そんな白幕の前では、村人と黒いローブを着た聖ブリグダ教団の教団員たちがパイプ椅子を並べていた。足元は雪と玉砂利が混ざりあっており、パイプ椅子は安定せずグラグラと揺れていた。
教団員たちは作業をしながらチラチラと周囲に敵意を込めた視線を送っている。視線の先には銀色タキシードの姿がいくつもあった。彼らは囚人を監視する刑務官のようにとげとげしい表情で神社の中をうろついている。聖ブリグダ教団と違って、特秘委員会は祈年祭に対してポジティブな想いを抱いてはいない。準備を手伝うつもりはなく、ただ様子をうかがっているだけのようだ。
「それで、どう思う」
コートのポケットに手を入れ、覇気のない声色で籐藤が訊ねる。法律は首をすくめながらとろりとした目でしゃがみこんだ。
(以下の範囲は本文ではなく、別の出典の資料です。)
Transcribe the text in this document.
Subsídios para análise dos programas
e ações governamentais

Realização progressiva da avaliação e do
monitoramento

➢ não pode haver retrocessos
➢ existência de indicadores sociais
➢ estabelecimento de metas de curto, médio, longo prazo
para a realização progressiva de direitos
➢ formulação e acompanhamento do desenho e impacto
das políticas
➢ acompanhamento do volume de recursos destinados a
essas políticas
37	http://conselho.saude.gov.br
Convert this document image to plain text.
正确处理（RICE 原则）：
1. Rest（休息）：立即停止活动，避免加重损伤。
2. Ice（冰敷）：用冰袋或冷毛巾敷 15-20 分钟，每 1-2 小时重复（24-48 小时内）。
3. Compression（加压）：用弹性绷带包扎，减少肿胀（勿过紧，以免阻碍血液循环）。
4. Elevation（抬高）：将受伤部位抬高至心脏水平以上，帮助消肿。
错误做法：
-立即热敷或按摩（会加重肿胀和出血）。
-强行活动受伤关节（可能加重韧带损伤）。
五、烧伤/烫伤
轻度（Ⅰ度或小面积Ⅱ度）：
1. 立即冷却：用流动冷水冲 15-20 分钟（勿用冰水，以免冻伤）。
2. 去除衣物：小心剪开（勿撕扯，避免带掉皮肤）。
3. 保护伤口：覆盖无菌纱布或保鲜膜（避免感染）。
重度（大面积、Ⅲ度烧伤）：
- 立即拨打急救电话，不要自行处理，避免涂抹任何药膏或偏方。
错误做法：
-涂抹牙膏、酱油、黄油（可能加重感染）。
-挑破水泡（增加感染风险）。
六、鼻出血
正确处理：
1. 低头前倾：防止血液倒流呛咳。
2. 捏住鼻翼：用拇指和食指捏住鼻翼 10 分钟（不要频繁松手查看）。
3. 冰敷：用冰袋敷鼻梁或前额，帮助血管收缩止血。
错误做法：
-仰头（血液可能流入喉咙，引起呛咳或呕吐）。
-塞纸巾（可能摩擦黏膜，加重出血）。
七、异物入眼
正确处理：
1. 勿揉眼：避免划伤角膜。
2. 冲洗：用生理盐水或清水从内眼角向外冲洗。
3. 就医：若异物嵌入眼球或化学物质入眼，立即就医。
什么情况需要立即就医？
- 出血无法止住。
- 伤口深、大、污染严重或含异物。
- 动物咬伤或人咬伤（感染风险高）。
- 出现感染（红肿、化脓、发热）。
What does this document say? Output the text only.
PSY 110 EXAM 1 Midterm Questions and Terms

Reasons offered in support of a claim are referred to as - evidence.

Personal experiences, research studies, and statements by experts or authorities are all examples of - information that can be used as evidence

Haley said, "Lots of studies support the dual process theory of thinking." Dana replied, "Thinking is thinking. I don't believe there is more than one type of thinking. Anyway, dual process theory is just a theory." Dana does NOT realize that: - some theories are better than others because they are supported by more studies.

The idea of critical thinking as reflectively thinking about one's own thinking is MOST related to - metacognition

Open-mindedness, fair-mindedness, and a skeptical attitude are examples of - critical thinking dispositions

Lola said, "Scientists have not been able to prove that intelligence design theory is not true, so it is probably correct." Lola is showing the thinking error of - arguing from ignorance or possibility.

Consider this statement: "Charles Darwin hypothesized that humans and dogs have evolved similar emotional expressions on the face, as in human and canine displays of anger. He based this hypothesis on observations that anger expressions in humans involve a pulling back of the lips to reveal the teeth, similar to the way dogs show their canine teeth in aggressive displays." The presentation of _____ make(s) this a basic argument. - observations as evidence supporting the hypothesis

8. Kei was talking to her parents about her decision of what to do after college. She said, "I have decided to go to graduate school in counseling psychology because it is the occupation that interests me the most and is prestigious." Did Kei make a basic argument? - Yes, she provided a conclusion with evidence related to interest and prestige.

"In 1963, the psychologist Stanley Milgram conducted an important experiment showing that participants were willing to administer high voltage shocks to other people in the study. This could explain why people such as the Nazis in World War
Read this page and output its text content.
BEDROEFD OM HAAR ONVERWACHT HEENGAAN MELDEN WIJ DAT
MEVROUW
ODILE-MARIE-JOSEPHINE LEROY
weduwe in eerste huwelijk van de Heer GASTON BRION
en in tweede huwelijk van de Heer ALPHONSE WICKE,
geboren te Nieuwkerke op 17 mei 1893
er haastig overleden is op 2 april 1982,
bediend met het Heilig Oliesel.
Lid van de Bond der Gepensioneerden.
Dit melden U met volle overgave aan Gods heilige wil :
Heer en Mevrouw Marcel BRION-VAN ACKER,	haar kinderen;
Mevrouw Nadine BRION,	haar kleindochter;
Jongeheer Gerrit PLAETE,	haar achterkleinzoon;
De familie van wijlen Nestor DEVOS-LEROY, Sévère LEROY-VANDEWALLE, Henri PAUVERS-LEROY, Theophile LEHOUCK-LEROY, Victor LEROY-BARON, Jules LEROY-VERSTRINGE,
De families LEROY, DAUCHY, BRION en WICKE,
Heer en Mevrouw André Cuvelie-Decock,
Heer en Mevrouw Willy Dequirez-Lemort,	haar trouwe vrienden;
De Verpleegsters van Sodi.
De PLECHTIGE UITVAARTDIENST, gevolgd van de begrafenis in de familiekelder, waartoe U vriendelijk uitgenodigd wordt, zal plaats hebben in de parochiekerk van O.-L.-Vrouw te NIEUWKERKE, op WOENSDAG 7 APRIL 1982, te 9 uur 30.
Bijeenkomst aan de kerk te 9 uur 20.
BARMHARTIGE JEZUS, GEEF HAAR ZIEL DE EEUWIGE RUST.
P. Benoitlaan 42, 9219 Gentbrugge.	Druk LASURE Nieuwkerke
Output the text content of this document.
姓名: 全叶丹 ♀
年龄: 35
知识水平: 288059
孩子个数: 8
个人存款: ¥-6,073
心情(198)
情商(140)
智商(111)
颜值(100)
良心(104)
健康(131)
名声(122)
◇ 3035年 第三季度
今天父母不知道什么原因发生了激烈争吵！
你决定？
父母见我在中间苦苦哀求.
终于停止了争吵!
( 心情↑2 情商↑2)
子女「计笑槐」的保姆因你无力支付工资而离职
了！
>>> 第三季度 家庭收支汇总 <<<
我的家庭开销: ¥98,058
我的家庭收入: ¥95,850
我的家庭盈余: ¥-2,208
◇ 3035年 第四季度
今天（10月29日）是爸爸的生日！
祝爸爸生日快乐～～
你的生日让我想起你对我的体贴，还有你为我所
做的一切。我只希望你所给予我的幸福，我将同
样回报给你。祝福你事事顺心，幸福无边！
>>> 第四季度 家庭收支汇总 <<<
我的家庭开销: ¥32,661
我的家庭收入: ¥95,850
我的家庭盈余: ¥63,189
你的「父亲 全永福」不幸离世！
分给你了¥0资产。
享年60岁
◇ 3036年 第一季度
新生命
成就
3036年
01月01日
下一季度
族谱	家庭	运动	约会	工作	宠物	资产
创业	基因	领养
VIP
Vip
「殺された菅原さんは村の管理組合の一員で、特秘委員会と親しかった。四月に行われるという御人形様の引き渡し先を決める多数決で菅原さんが特秘委員会に一票を投じるのはほぼ確定だったことでしょう」
「少なくとも、菅原久の死は聖ブリグダ教団にとっては利があるわけだ。じゃ、犯人は聖ブリグダ教団か?」
「決めつけるわけにはいきませんね。菅原さんに殺意を抱いているひとは他にもいるかもしれません。まぁ、そのへんは盛田さんたちがしっかり調べていることでしょう」
「しかし……おれたち、真相に繋がるような捜査は何もできていないな」
「おれたちはダメかもしれませんが、彼女たちはそうでもないかもしれませんよ」
法律は前髪をかき分けて空を仰ぐ。視線の先には、断崖の上に立つ廃校舎の姿があった。